In Rwanda’s case, its core is its capital, Kigali. It can take an enemy only three hours to drive from any border of Rwanda to Kigali. So Rwanda has little or no strategic depth. Compare this with Congo. If Uganda attacked, there is 1,700km of distance from our border to Kinshasa. 

To traverse this vast jungle territory would take months, thus allowing Kinshasa to trade space for time to reorganise, call upon reserves, mobilise international support etc. Because Rwanda has little or no territory to trade for time to mobilize, the best defense – like Israel – is to strike first and fast to occupy enemy territory and create “artificial depth.”

So far, the debate on Congo, by both Rwanda and her detractors, has ignored this vital element in stabilising Congo. Kigali has a strong and overriding interest in eastern Congo because of the presence of the rebel FDLR that is committed to overthrowing the government in Kigali and also exterminating all Tutsi. 

Any solution that is crafted for DRC that ignores the security concerns of Rwanda will produce little or nothing. Rwanda cannot sit inside its borders and wait for people who committed genocide in which over one million people were massacred only 16 years ago to return and finish the job.

The international press has bought Kinshasa’s and the arguments of ill-informed human rights groups – line, hook and sinker. Kigali itself has been less forceful in presenting its security concerns as an important factor in this debate on Congo and M23. 

Instead, it has focused on an attempt at a point by point rebuttal of the claims against it by UN experts. This Kigali attitude, combined with something akin to a jihad by the international press against Rwanda that is biased, one-sided and vitriolic has made Kigali’s case less convincing.

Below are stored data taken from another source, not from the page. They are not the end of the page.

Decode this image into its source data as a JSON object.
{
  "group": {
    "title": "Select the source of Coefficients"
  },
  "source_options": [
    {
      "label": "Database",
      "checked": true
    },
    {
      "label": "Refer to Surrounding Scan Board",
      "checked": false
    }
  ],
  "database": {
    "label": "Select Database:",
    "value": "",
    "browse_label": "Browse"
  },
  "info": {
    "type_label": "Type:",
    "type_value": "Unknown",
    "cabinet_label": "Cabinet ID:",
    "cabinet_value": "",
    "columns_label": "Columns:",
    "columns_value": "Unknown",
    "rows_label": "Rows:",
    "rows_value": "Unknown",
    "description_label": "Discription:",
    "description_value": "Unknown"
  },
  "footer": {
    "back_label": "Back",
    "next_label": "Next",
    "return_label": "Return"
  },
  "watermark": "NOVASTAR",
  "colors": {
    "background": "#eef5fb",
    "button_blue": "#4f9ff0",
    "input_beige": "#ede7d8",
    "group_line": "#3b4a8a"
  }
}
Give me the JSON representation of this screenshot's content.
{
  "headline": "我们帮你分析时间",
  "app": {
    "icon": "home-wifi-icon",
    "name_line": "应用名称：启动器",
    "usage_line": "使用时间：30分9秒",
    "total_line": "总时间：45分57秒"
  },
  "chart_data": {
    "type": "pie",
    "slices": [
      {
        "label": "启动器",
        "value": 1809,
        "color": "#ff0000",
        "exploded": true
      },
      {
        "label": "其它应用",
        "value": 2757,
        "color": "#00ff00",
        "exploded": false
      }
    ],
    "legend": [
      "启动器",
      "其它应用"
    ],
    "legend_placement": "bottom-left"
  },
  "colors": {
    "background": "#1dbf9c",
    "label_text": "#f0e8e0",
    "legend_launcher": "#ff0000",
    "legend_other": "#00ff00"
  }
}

Rwanda’s ability to ensure security at home depends – partly, if not largely, on it having to keep an eye on the threats emerging from the state of statelessness in the Congo. Those who ignore this may succeed in bulldozing Rwanda into acquiescing to international pressure and therefore adopt a do-nothing policy. However, this will be at the price of undermining its security and thereby leaving it exposed to the risk of joining Congo on the path of state collapse.